L’on peut redouter, en second lieu, que l’autorité, par des encouragements extraordinaires, ne détourne les capitaux de leur destination naturelle qui est toujours la plus profitable. Les capitaux se portent d’eux-mêmes vers les emplois qui offrent le plus à gagner. Pour les y attirer, il n’y a pas besoin d’encouragement : pour ceux où il y aurait à perdre, les encouragements seraient funestes. Toute industrie qui ne peut se maintenir indépendamment des secours de l’autorité finit par être ruineuse[1]. Le gouvernement paie alors les individus pour que ceux-ci travaillent à perte. En les payant de la sorte, il paraît les indemniser ; mais comme l’indemnité ne se peut tirer que du produit des impôts, ce sont, en définitive, les individus qui en supportent le poids. Enfin, les encouragements de l’autorité portent une atteinte très-grave à la moralité des classes industrielles. La morale se compose de la suite naturelle des causes et des effets. Déranger cette suite, c’est nuire à la morale. Tout ce qui introduit le hasard parmi les hommes, les corrompt. Tout ce qui n’est pas l’effet direct, nécessaire, habituel d’une cause connue et prévue tient plus ou moins de la nature du hasard.

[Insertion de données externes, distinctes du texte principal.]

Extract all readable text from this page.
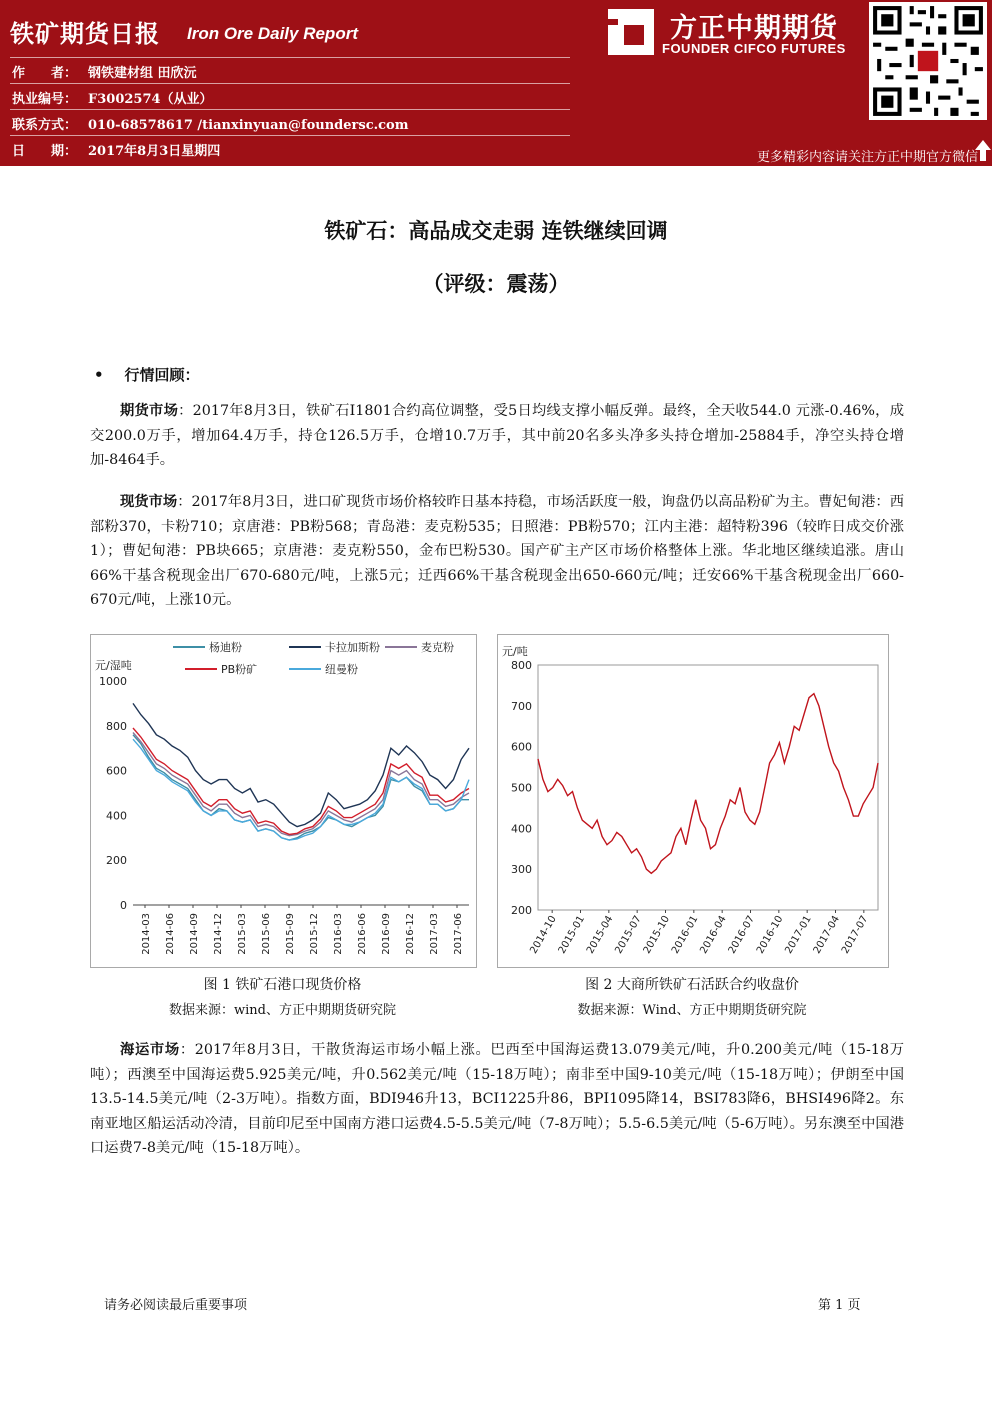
铁矿期货日报 Iron Ore Daily Report
作　　者： 钢铁建材组 田欣沅
执业编号： F3002574（从业）
联系方式： 010-68578617 /tianxinyuan@foundersc.com
日　　期： 2017年8月3日星期四
方正中期期货
FOUNDER CIFCO FUTURES
更多精彩内容请关注方正中期官方微信
铁矿石：高品成交走弱 连铁继续回调
（评级：震荡）
• 行情回顾：
期货市场：2017年8月3日，铁矿石I1801合约高位调整，受5日均线支撑小幅反弹。最终，全天收544.0 元涨-0.46%，成交200.0万手，增加64.4万手，持仓126.5万手，仓增10.7万手，其中前20名多头净多头持仓增加-25884手，净空头持仓增加-8464手。
现货市场：2017年8月3日，进口矿现货市场价格较昨日基本持稳，市场活跃度一般，询盘仍以高品粉矿为主。曹妃甸港：西部粉370，卡粉710；京唐港：PB粉568；青岛港：麦克粉535；日照港：PB粉570；江内主港：超特粉396（较昨日成交价涨1）；曹妃甸港：PB块665；京唐港：麦克粉550，金布巴粉530。国产矿主产区市场价格整体上涨。华北地区继续追涨。唐山66%干基含税现金出厂670-680元/吨，上涨5元；迁西66%干基含税现金出650-660元/吨；迁安66%干基含税现金出厂660-670元/吨，上涨10元。
杨迪粉	卡拉加斯粉	麦克粉
PB粉矿	纽曼粉
元/湿吨
0
200
400
600
800
1000
2014-03 2014-06 2014-09 2014-12 2015-03 2015-06 2015-09 2015-12 2016-03 2016-06 2016-09 2016-12 2017-03 2017-06
元/吨
200
300
400
500
600
700
800
2014-10
2015-01
2015-04
2015-07
2015-10
2016-01
2016-04
2016-07
2016-10
2017-01
2017-04
2017-07
图 1 铁矿石港口现货价格
数据来源：wind、方正中期期货研究院
图 2 大商所铁矿石活跃合约收盘价
数据来源：Wind、方正中期期货研究院
海运市场：2017年8月3日，干散货海运市场小幅上涨。巴西至中国海运费13.079美元/吨，升0.200美元/吨（15-18万吨）；西澳至中国海运费5.925美元/吨，升0.562美元/吨（15-18万吨）；南非至中国9-10美元/吨（15-18万吨）；伊朗至中国13.5-14.5美元/吨（2-3万吨）。指数方面，BDI946升13，BCI1225升86，BPI1095降14，BSI783降6，BHSI496降2。东南亚地区船运活动冷清，目前印尼至中国南方港口运费4.5-5.5美元/吨（7-8万吨）；5.5-6.5美元/吨（5-6万吨）。另东澳至中国港口运费7-8美元/吨（15-18万吨）。
请务必阅读最后重要事项	第 1 页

Ce qui rend le travail la cause la plus efficace de moralité, c’est l’indépendance où l’homme laborieux se trouve des autres hommes, et la dépendance où il est de sa propre conduite et de l’ordre, de la suite, de la régularité qu’il met dans sa vie. Telle est la véritable cause de la moralité des classes occupées d’un travail uniforme et de l’immoralité si commune des mendiants et des joueurs. Ces derniers sont, de tous les hommes, les plus immoraux parce que ce sont eux qui, de tous les hommes, comptent le plus sur le hasard.

Les encouragements ou les secours du gouvernement

  1. Adam Smith, liv. IV, chap. ix.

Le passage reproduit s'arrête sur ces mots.